說著,她忍不住歎氣:
“我也不知道我怎麼變得這麼膽小,不敢直接問他喜不喜歡我,我特彆怕他的答案不是我想要的。”
簡芮溪安慰桑枝:“很正常啊,我們現在又不像十幾歲那樣,喜不喜歡愛不愛的直接就能問出口。而且,每個人都有自己的過去和自己的小秘密,你彆介意太多,隻要保證以後他心裡隻有你就行了。不過我覺得薄敘應該是有些喜歡你的,不然怎麼你一說結婚,他就答應了?”
“他被他家裡催婚呀,我剛好和他不謀而合。”
“可是裴路周說,薄敘不可能被家裡催婚,33歲倒有可能,現在他才23呢。”簡芮溪咬著香脆的粗薯條,細細思考著,“他那麼優秀,家裡又那麼有錢,還怕以後找不到老婆?”

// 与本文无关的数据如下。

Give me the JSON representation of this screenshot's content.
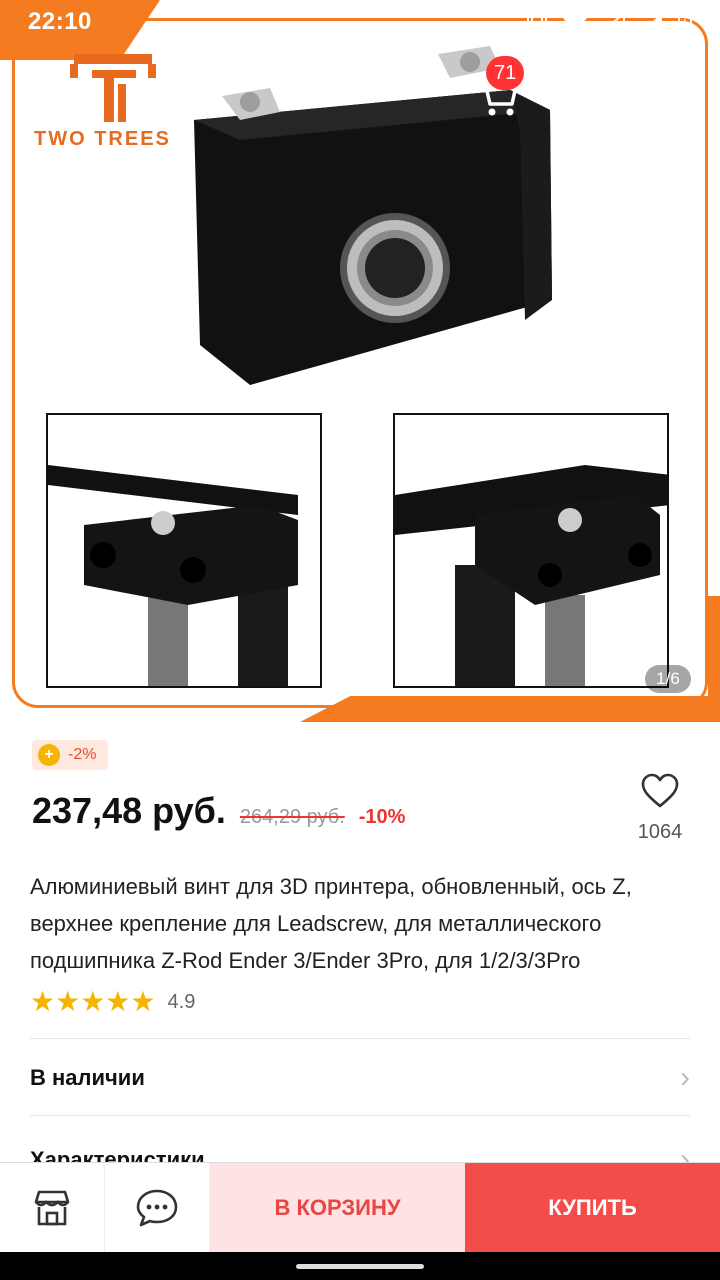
{
  "status_bar": {
    "time": "22:10"
  },
  "header": {
    "cart_count": "71"
  },
  "brand": {
    "logo_text": "TWO TREES"
  },
  "gallery": {
    "counter": "1/6"
  },
  "coupon": {
    "text": "-2%"
  },
  "pricing": {
    "price": "237,48 руб.",
    "old_price": "264,29 руб.",
    "discount": "-10%"
  },
  "favorites": {
    "count": "1064"
  },
  "product": {
    "title": "Алюминиевый винт для 3D принтера, обновленный, ось Z, верхнее крепление для Leadscrew, для металлического подшипника Z-Rod Ender 3/Ender 3Pro, для 1/2/3/3Pro",
    "rating": "4.9",
    "stars": "★★★★★"
  },
  "sections": [
    {
      "label": "В наличии"
    },
    {
      "label": "Характеристики"
    }
  ],
  "bottom_bar": {
    "add_to_cart": "В КОРЗИНУ",
    "buy": "КУПИТЬ"
  },
  "colors": {
    "brand_orange": "#f47b20",
    "accent_red": "#f44b4b",
    "star_yellow": "#f5b400"
  }
}
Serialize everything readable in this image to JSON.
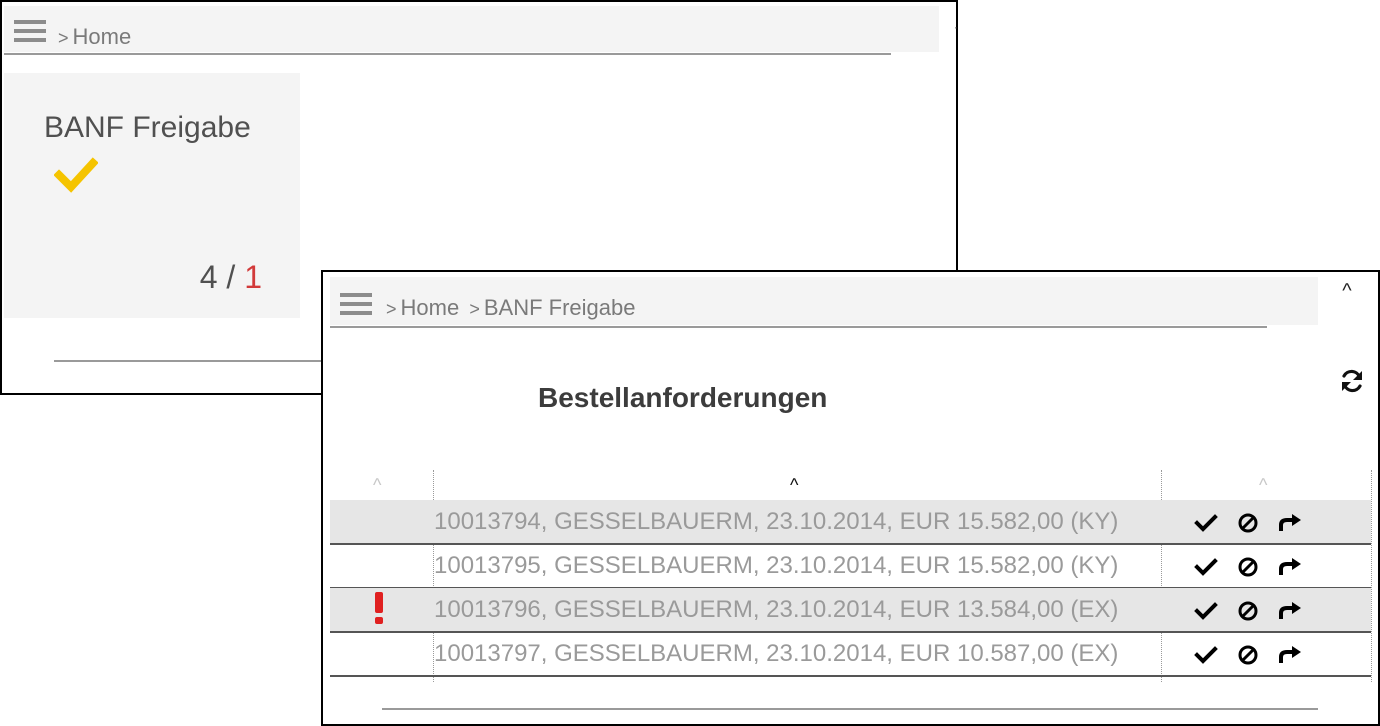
{
  "home_window": {
    "breadcrumb_sep": ">",
    "breadcrumb_home": "Home",
    "tile": {
      "title": "BANF Freigabe",
      "icon": "check-icon",
      "count_total": "4",
      "count_divider": "/",
      "count_alert": "1",
      "icon_color": "#f5c400",
      "alert_color": "#d23a3a"
    }
  },
  "detail_window": {
    "breadcrumb_sep": ">",
    "breadcrumb_home": "Home",
    "breadcrumb_current": "BANF Freigabe",
    "title": "Bestellanforderungen",
    "collapse_glyph": "^",
    "sort_glyph": "^",
    "rows": [
      {
        "text": "10013794, GESSELBAUERM, 23.10.2014, EUR 15.582,00 (KY)",
        "flag": false,
        "shaded": true
      },
      {
        "text": "10013795, GESSELBAUERM, 23.10.2014, EUR 15.582,00 (KY)",
        "flag": false,
        "shaded": false
      },
      {
        "text": "10013796, GESSELBAUERM, 23.10.2014, EUR 13.584,00 (EX)",
        "flag": true,
        "shaded": true
      },
      {
        "text": "10013797, GESSELBAUERM, 23.10.2014, EUR 10.587,00 (EX)",
        "flag": false,
        "shaded": false
      }
    ],
    "row_actions": [
      "approve-icon",
      "reject-icon",
      "forward-icon"
    ],
    "flag_color": "#e02020"
  }
}
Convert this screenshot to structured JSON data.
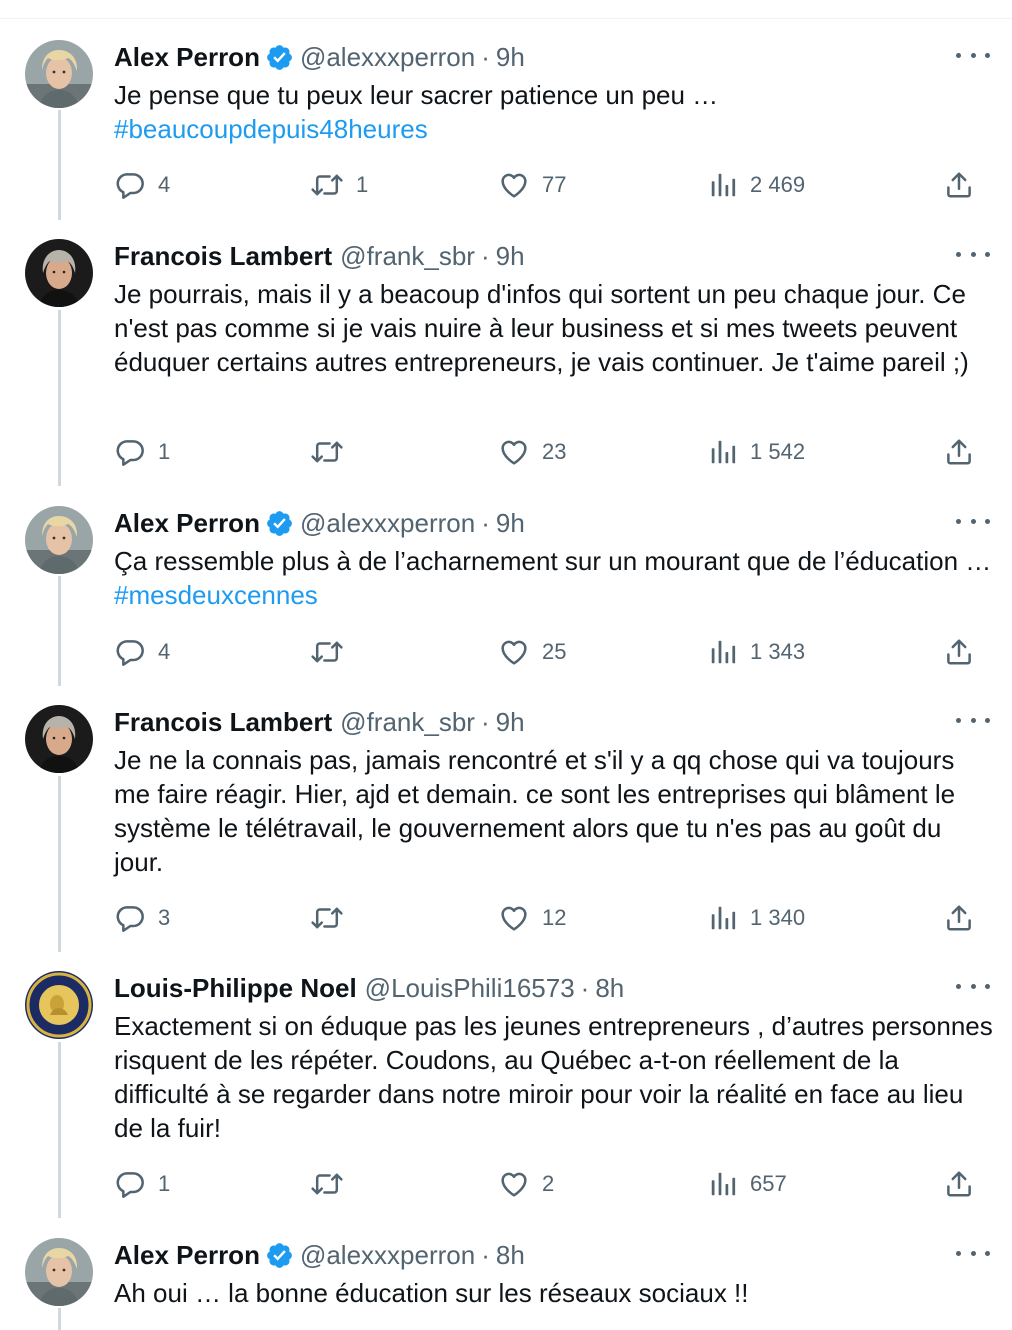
{
  "tweets": [
    {
      "name": "Alex Perron",
      "verified": true,
      "handle": "@alexxxperron",
      "time": "9h",
      "text_plain": "Je pense que tu peux leur sacrer patience un peu …",
      "hashtag": "#beaucoupdepuis48heures",
      "replies": "4",
      "retweets": "1",
      "likes": "77",
      "views": "2 469",
      "avatar": "blonde-man-avatar"
    },
    {
      "name": "Francois Lambert",
      "verified": false,
      "handle": "@frank_sbr",
      "time": "9h",
      "text_plain": "Je pourrais, mais il y a beacoup d'infos qui sortent un peu chaque jour. Ce n'est pas comme si je vais nuire à leur business et si mes tweets peuvent éduquer certains autres entrepreneurs, je vais continuer. Je t'aime pareil ;)",
      "hashtag": "",
      "replies": "1",
      "retweets": "",
      "likes": "23",
      "views": "1 542",
      "avatar": "grey-hair-man-avatar"
    },
    {
      "name": "Alex Perron",
      "verified": true,
      "handle": "@alexxxperron",
      "time": "9h",
      "text_plain": "Ça ressemble plus à de l’acharnement sur un mourant que de l’éducation …",
      "hashtag": "#mesdeuxcennes",
      "replies": "4",
      "retweets": "",
      "likes": "25",
      "views": "1 343",
      "avatar": "blonde-man-avatar"
    },
    {
      "name": "Francois Lambert",
      "verified": false,
      "handle": "@frank_sbr",
      "time": "9h",
      "text_plain": "Je ne la connais pas, jamais rencontré et s'il y a qq chose qui va toujours me faire réagir. Hier, ajd et demain. ce sont les entreprises qui blâment le système le télétravail, le gouvernement alors que tu n'es pas au goût du jour.",
      "hashtag": "",
      "replies": "3",
      "retweets": "",
      "likes": "12",
      "views": "1 340",
      "avatar": "grey-hair-man-avatar"
    },
    {
      "name": "Louis-Philippe Noel",
      "verified": false,
      "handle": "@LouisPhili16573",
      "time": "8h",
      "text_plain": "Exactement si on éduque pas les jeunes entrepreneurs , d’autres personnes risquent de les répéter. Coudons, au Québec a-t-on réellement de la difficulté à se regarder dans notre miroir pour voir la réalité en face au lieu de la fuir!",
      "hashtag": "",
      "replies": "1",
      "retweets": "",
      "likes": "2",
      "views": "657",
      "avatar": "seal-emblem-avatar"
    },
    {
      "name": "Alex Perron",
      "verified": true,
      "handle": "@alexxxperron",
      "time": "8h",
      "text_plain": "Ah oui … la bonne éducation sur les réseaux sociaux !!",
      "hashtag": "",
      "avatar": "blonde-man-avatar"
    }
  ],
  "icons": {
    "reply": "reply-icon",
    "retweet": "retweet-icon",
    "like": "heart-icon",
    "views": "views-icon",
    "share": "share-icon",
    "more": "more-icon",
    "verified": "verified-badge-icon"
  },
  "colors": {
    "hashtag": "#1d9bf0",
    "verified": "#1d9bf0",
    "secondary": "#536471",
    "thread": "#cfd9de"
  }
}
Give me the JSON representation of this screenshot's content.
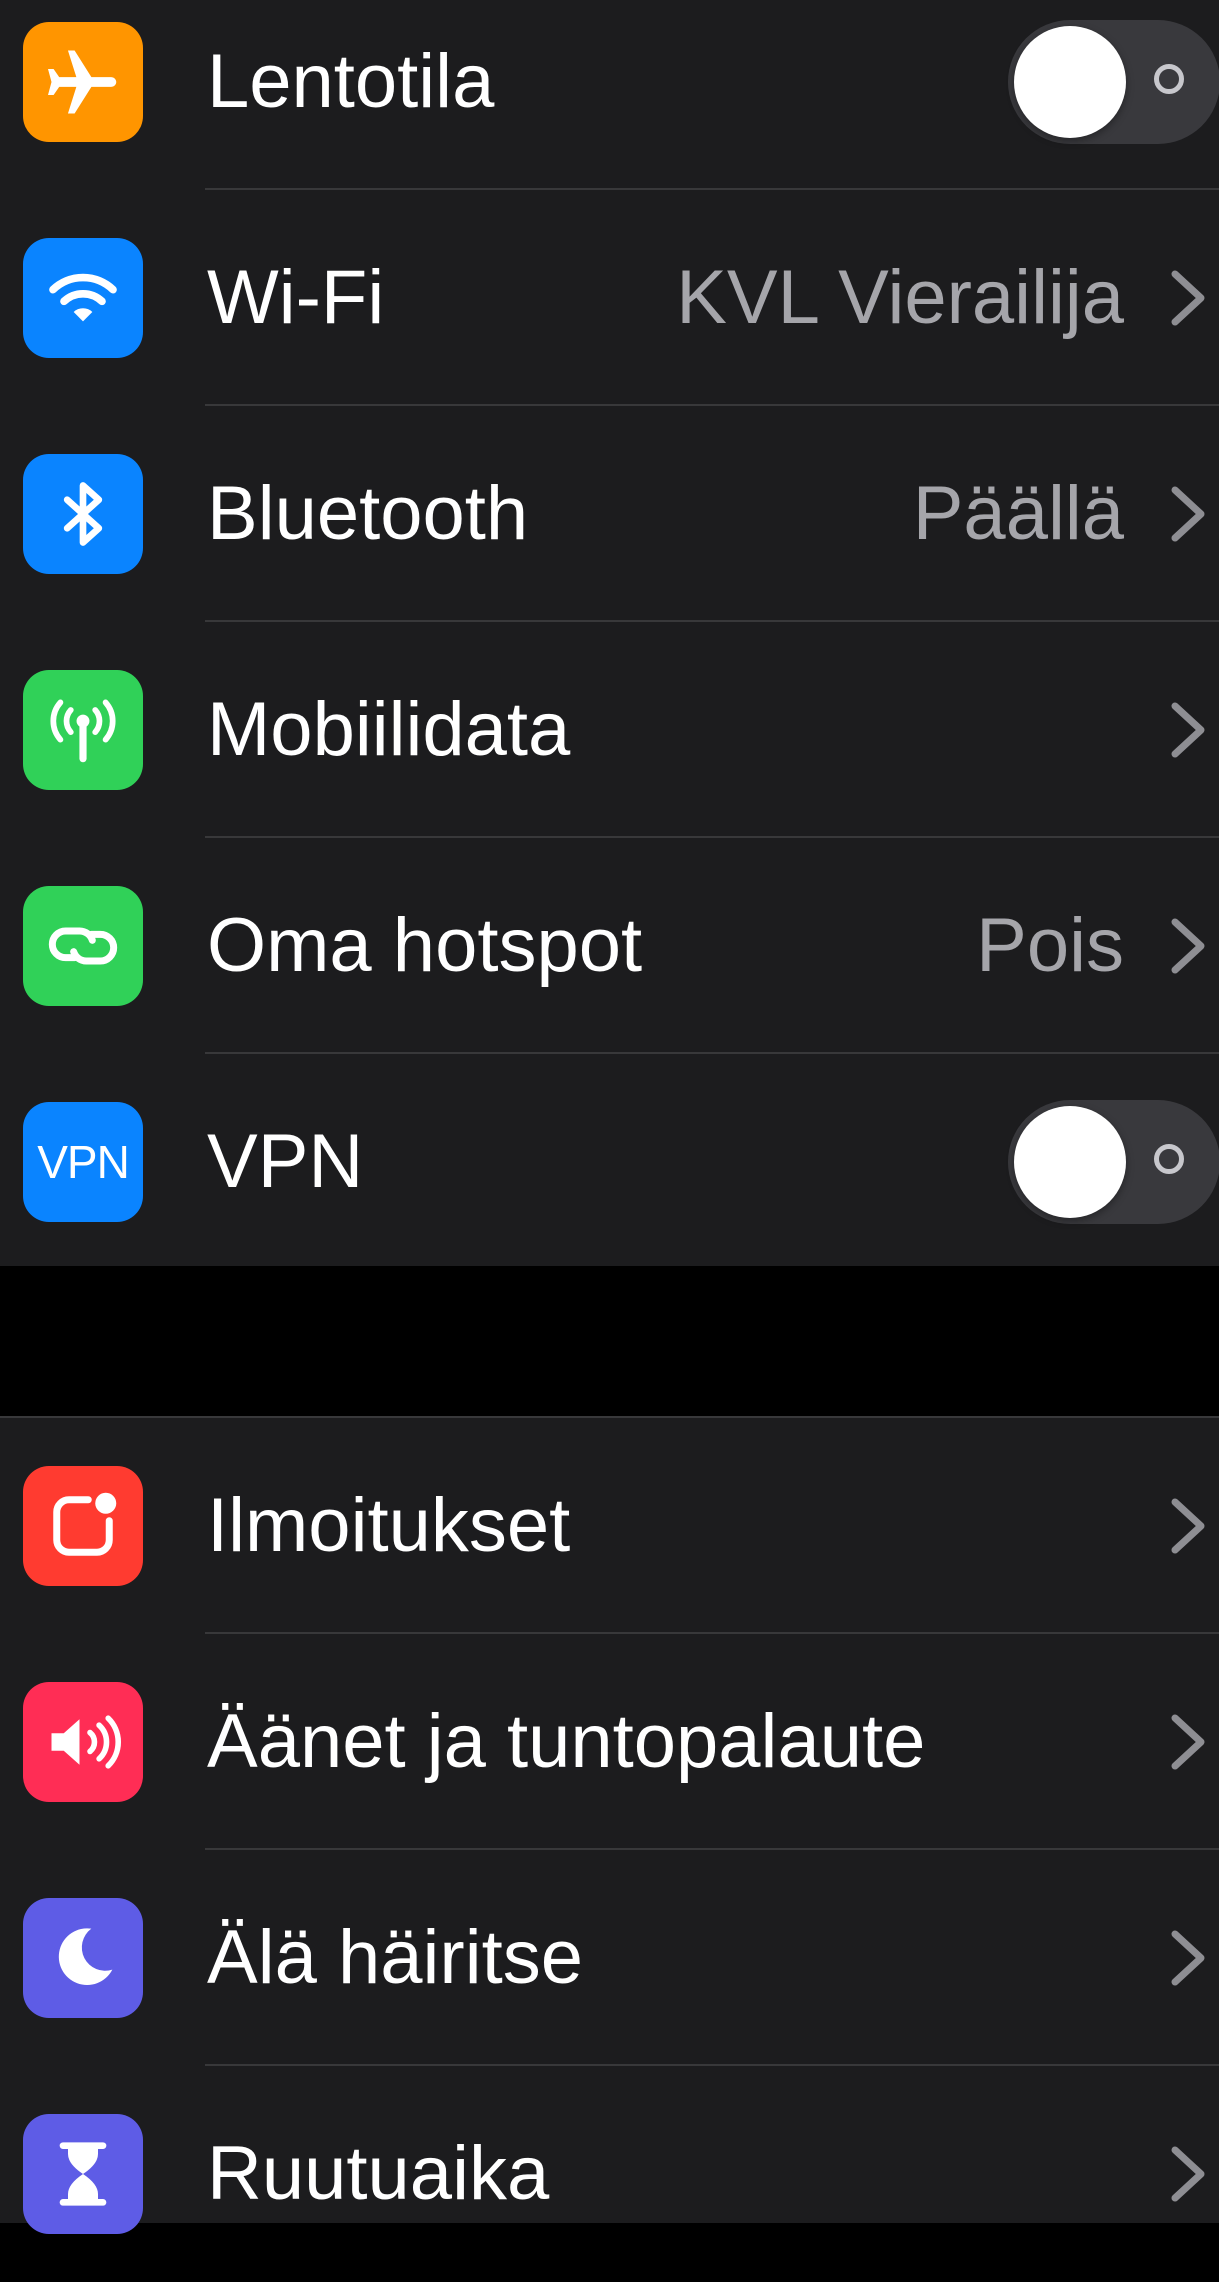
{
  "groups": [
    {
      "rows": [
        {
          "label": "Lentotila",
          "icon": "airplane-icon",
          "icon_color": "#ff9500",
          "accessory": "toggle",
          "toggle_on": false
        },
        {
          "label": "Wi-Fi",
          "icon": "wifi-icon",
          "icon_color": "#0a84ff",
          "value": "KVL Vierailija",
          "accessory": "chevron"
        },
        {
          "label": "Bluetooth",
          "icon": "bluetooth-icon",
          "icon_color": "#0a84ff",
          "value": "Päällä",
          "accessory": "chevron"
        },
        {
          "label": "Mobiilidata",
          "icon": "antenna-icon",
          "icon_color": "#30d158",
          "accessory": "chevron"
        },
        {
          "label": "Oma hotspot",
          "icon": "hotspot-icon",
          "icon_color": "#30d158",
          "value": "Pois",
          "accessory": "chevron"
        },
        {
          "label": "VPN",
          "icon": "vpn-icon",
          "icon_text": "VPN",
          "icon_color": "#0a84ff",
          "accessory": "toggle",
          "toggle_on": false
        }
      ]
    },
    {
      "rows": [
        {
          "label": "Ilmoitukset",
          "icon": "notifications-icon",
          "icon_color": "#ff3b30",
          "accessory": "chevron"
        },
        {
          "label": "Äänet ja tuntopalaute",
          "icon": "speaker-icon",
          "icon_color": "#ff2d55",
          "accessory": "chevron"
        },
        {
          "label": "Älä häiritse",
          "icon": "moon-icon",
          "icon_color": "#5e5ce6",
          "accessory": "chevron"
        },
        {
          "label": "Ruutuaika",
          "icon": "hourglass-icon",
          "icon_color": "#5e5ce6",
          "accessory": "chevron"
        }
      ]
    }
  ]
}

經簡芮溪這樣一說,桑枝心臟一跳,不禁也開始懷疑起來,她不是很相信地皺起眉頭:“不會吧?難道……他是騙我的?”
“這可說不好,但是吧,他肯定很在意你。你想想,連你都不知道你和梁沉分手的原因,他竟然知道。”
桑枝微微愣住,是啊,昨天她光顧著生氣,完全忘記這一點。
薄敘明明說了梁沉和她分手是被梁沉媽媽逼的,後麵又說自己不知道……
完全是前後矛盾嘛。
他到底怎麼知道的?
是梁沉跟他說的嗎?
“說起這個,我有點好奇啊,當時你和梁沉分手的時候,要是知道分手的原因,你還會跟他分手嗎?”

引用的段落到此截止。